Roaming charges ‘can cost more than holiday’

Sky News understands that Citizens Advice is urging the Government and providers to work on a voluntary agreement to stop high bills, which would include more warnings for customers and a voluntary price cap.

The charity said people travelling outside of the European Union face bills of thousands of pounds because of high charges and because they do not realise how quickly costs can rise or even that they are using roaming data.

Citizens Advice chief executive Gillian Guy said: “The market shouldn’t be a lottery where some customers can be unwittingly plunged into life-changing amounts of debt just because they used their phone.

“A voluntary price cap would help better protect customers and companies could do more by giving more warnings to customers if their bills start to rise.”

Within the EU the highest per megabyte roaming rate is capped at 17p, under changes brought in by the European Commission last year.

However, there is no such limit outside the EU, and researchers found the roaming rate per megabyte can be as high as £12.50.

Watching an episode of Eastenders could cost up to £1,360 in Turkey, compared to a maximum of £32 inside the EU, Citizens Advice discovered.

The charity has helped military personnel who were billed for thousands of pounds after leaving their data roaming on while deployed abroad and a holidaymaker who was hit with a bill of £1,500 after turning on data roaming to download an album while in Egypt.

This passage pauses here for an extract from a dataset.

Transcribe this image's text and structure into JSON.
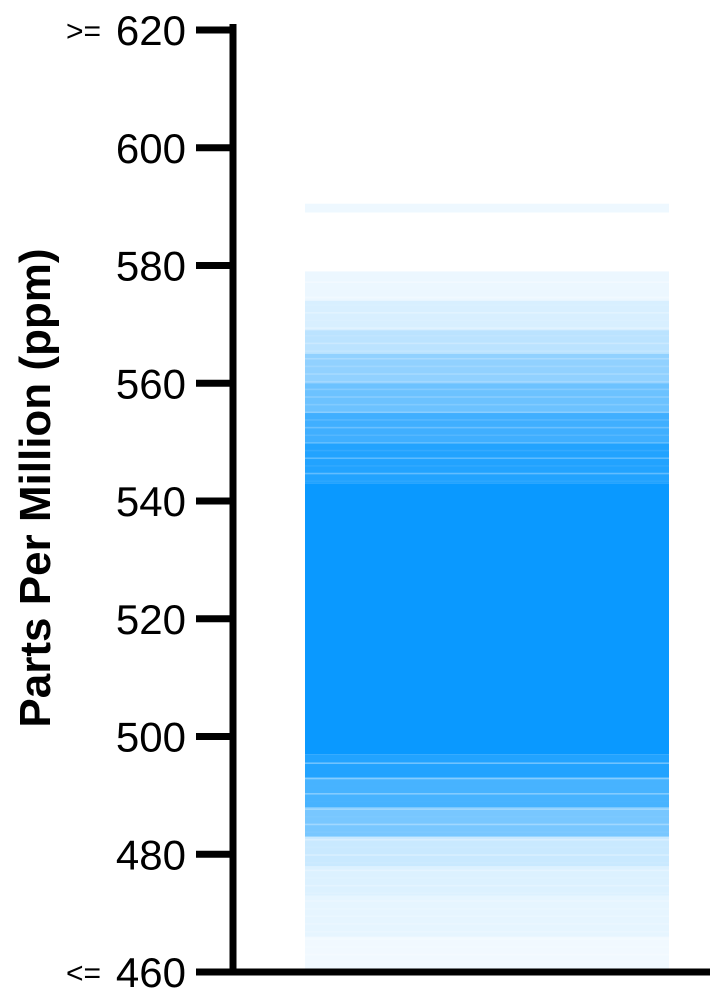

The rate consumers pay depends on which provider they are with, where they travel and whether they have purchased a “bolt-on” which gives them a set amount of data to use abroad for a fixed cost.

At the moment, phone companies are required to send a warning message to customers who are outside the EU when a bill reaches €50 (around £35), asking them if they would like to continue.

But Citizens Advice argues that because there is no requirement to contact the customer again, they can rack up much higher bills without knowing.

Consumers can check their data roaming is off and contact their provider to find out their tariff, but the charity wants companies to do more.

Citizens Advice wants a voluntary agreement which would include standard warnings for customers about how much they were spending on data at regular intervals above the €50 level, and a maximum per megabyte cost.

It also wants to see measures introduced to ensure customers who are given unexpectedly high bills are treated fairly, that money is not recouped immediately and people are not pushed into debt.